Rowley, who said he was not daunted, adding there was already the view his challenger was not the best person for the job, but the people should pick a winner who will ensure victory at the 2015 general election.
Former PNM senator Pennelope Beckles-Robinson confirmed to party members at a PNM constituency meeting in Arima on Tuesday that she intends to enter the PNM leadership election race. Elections are being held on May 18.
Beckles is yet to make a public statement on her decision and is expected to do so after officially informing Rowley.
Without calling any names, Rowley, in a telephone interview with the Express, said it was already the view that his challenger could not do a better job than him.
“It’s not about me; if the party think I’ve done a good job, then it is the choice of persons to vote me back into office, but if they find somebody better, the system now allows them to choose that person. But fortunately, the person who has come forward so far is not really somebody who is viewed to do a better job, but others may come forward,” he said.
“Remember, this is not about me, this is about now and the future,” he added.
The PNM, he said, is embarking on a cultural change where, for the first time, every member through the length and breath of Trinidad and Tobago will have an opportunity to choose who they want as their leader, through the one-man, one-vote system.
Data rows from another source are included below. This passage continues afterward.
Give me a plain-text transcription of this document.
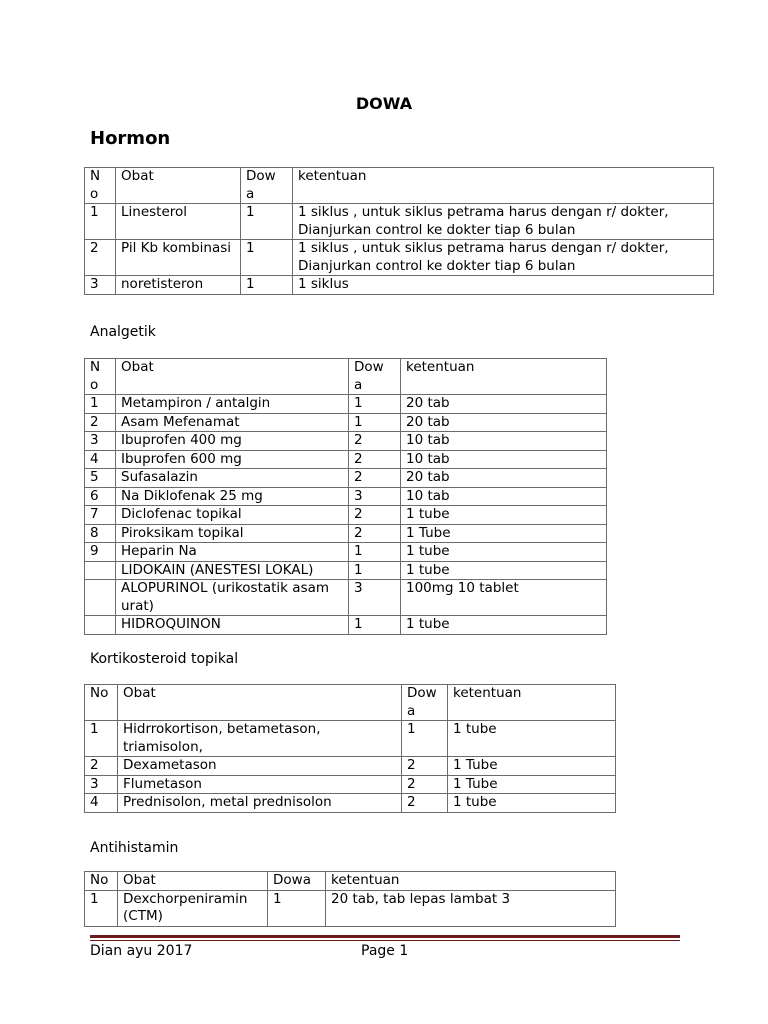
DOWA
Hormon
N o	Obat	Dow a	ketentuan
1	Linesterol	1	1 siklus , untuk siklus petrama harus dengan r/ dokter, Dianjurkan control ke dokter tiap 6 bulan
2	Pil Kb kombinasi	1	1 siklus , untuk siklus petrama harus dengan r/ dokter, Dianjurkan control ke dokter tiap 6 bulan
3	noretisteron	1	1 siklus
Analgetik
N o	Obat	Dow a	ketentuan
1	Metampiron / antalgin	1	20 tab
2	Asam Mefenamat	1	20 tab
3	Ibuprofen 400 mg	2	10 tab
4	Ibuprofen 600 mg	2	10 tab
5	Sufasalazin	2	20 tab
6	Na Diklofenak 25 mg	3	10 tab
7	Diclofenac topikal	2	1 tube
8	Piroksikam topikal	2	1 Tube
9	Heparin Na	1	1 tube
	LIDOKAIN (ANESTESI LOKAL)	1	1 tube
	ALOPURINOL (urikostatik asam urat)	3	100mg 10 tablet
	HIDROQUINON	1	1 tube
Kortikosteroid topikal
No	Obat	Dow a	ketentuan
1	Hidrrokortison, betametason, triamisolon,	1	1 tube
2	Dexametason	2	1 Tube
3	Flumetason	2	1 Tube
4	Prednisolon, metal prednisolon	2	1 tube
Antihistamin
No	Obat	Dowa	ketentuan
1	Dexchorpeniramin (CTM)	1	20 tab, tab lepas lambat 3
Dian ayu 2017	Page 1
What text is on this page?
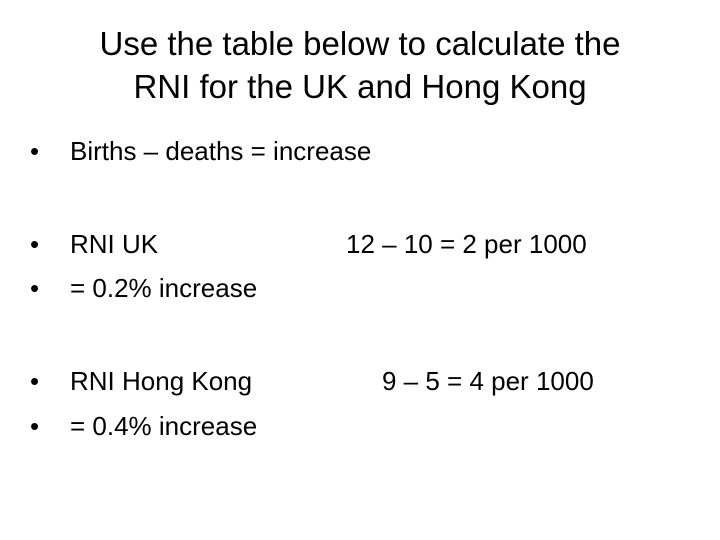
Use the table below to calculate the
RNI for the UK and Hong Kong
• Births – deaths = increase
• RNI UK	12 – 10 = 2 per 1000
• = 0.2% increase
• RNI Hong Kong	9 – 5 = 4 per 1000
• = 0.4% increase
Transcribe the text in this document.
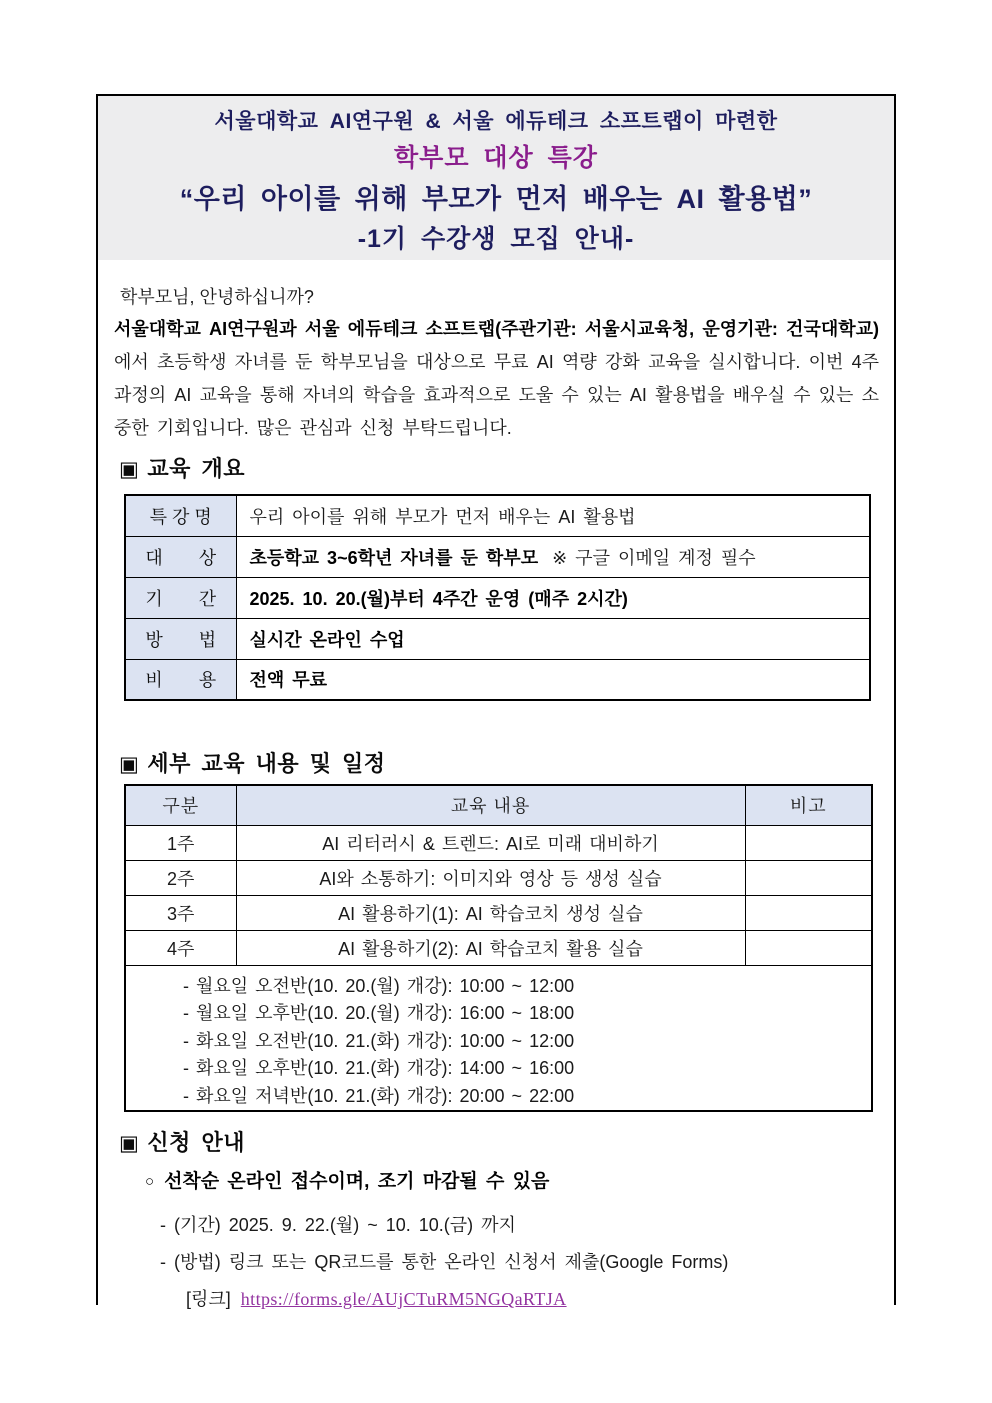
서울대학교 AI연구원 & 서울 에듀테크 소프트랩이 마련한
학부모 대상 특강
“우리 아이를 위해 부모가 먼저 배우는 AI 활용법”
-1기 수강생 모집 안내-
학부모님, 안녕하십니까?
서울대학교 AI연구원과 서울 에듀테크 소프트랩(주관기관: 서울시교육청, 운영기관: 건국대학교)에서 초등학생 자녀를 둔 학부모님을 대상으로 무료 AI 역량 강화 교육을 실시합니다. 이번 4주 과정의 AI 교육을 통해 자녀의 학습을 효과적으로 도울 수 있는 AI 활용법을 배우실 수 있는 소중한 기회입니다. 많은 관심과 신청 부탁드립니다.
▣ 교육 개요
특 강 명	우리 아이를 위해 부모가 먼저 배우는 AI 활용법
대　　상	초등학교 3~6학년 자녀를 둔 학부모 ※ 구글 이메일 계정 필수
기　　간	2025. 10. 20.(월)부터 4주간 운영 (매주 2시간)
방　　법	실시간 온라인 수업
비　　용	전액 무료
▣ 세부 교육 내용 및 일정
구분	교육 내용	비고
1주	AI 리터러시 & 트렌드: AI로 미래 대비하기	
2주	AI와 소통하기: 이미지와 영상 등 생성 실습	
3주	AI 활용하기(1): AI 학습코치 생성 실습	
4주	AI 활용하기(2): AI 학습코치 활용 실습	

- 월요일 오전반(10. 20.(월) 개강): 10:00 ~ 12:00
- 월요일 오후반(10. 20.(월) 개강): 16:00 ~ 18:00
- 화요일 오전반(10. 21.(화) 개강): 10:00 ~ 12:00
- 화요일 오후반(10. 21.(화) 개강): 14:00 ~ 16:00
- 화요일 저녁반(10. 21.(화) 개강): 20:00 ~ 22:00		
▣ 신청 안내
○ 선착순 온라인 접수이며, 조기 마감될 수 있음
- (기간) 2025. 9. 22.(월) ~ 10. 10.(금) 까지
- (방법) 링크 또는 QR코드를 통한 온라인 신청서 제출(Google Forms)
[링크] https://forms.gle/AUjCTuRM5NGQaRTJA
In the past, the PNM elected its leader through a delegate system.
Rowley said through his campaign meetings, members are being educated about exercising their democratic duty to vote.
“We are telling people to choose the best person for the job; it’s a cultural change the party is facing; we are insisting that you need to get serious, take responsibility, elect or select the best persons to do the best job; you want to win election, elect somebody who will give you the best chances to win,” he said.
Asked whether he will take a back seat and accept if he is defeated at the election, he responded, “I have always accepted the results of elections in the party so I see no reason I wouldn’t accept it now. As I said, this isn’t about me, this is about the party broadening its democracy to better be able to serve the country.
“I have said that I have opened myself up to have my record examined, and others who are challenging will also theirs, and people will see who is the best person for the job,” he said.
Rowley said he was not fearful there will be issues with respect to the one-man, one-vote system as he noted that was the very method the country uses nationally in its elections.
He said the PNM’s membership list was being sorted out to ensure it is bona fide and the names of persons who are deceased are no longer on it.
Rowley said PNM members are excited about the elections and people participation was what was important.
“There were persons who thought the PNM would never make the change and nobody could get the PNM to move from where it was,” said Rowley, adding if it is one thing he worked to ensure as leader was changing the voting system in the party.
“People are anxious to get involved. This is an exciting time; now, you can vote for who you want, you can choose your candidate,” said Rowley.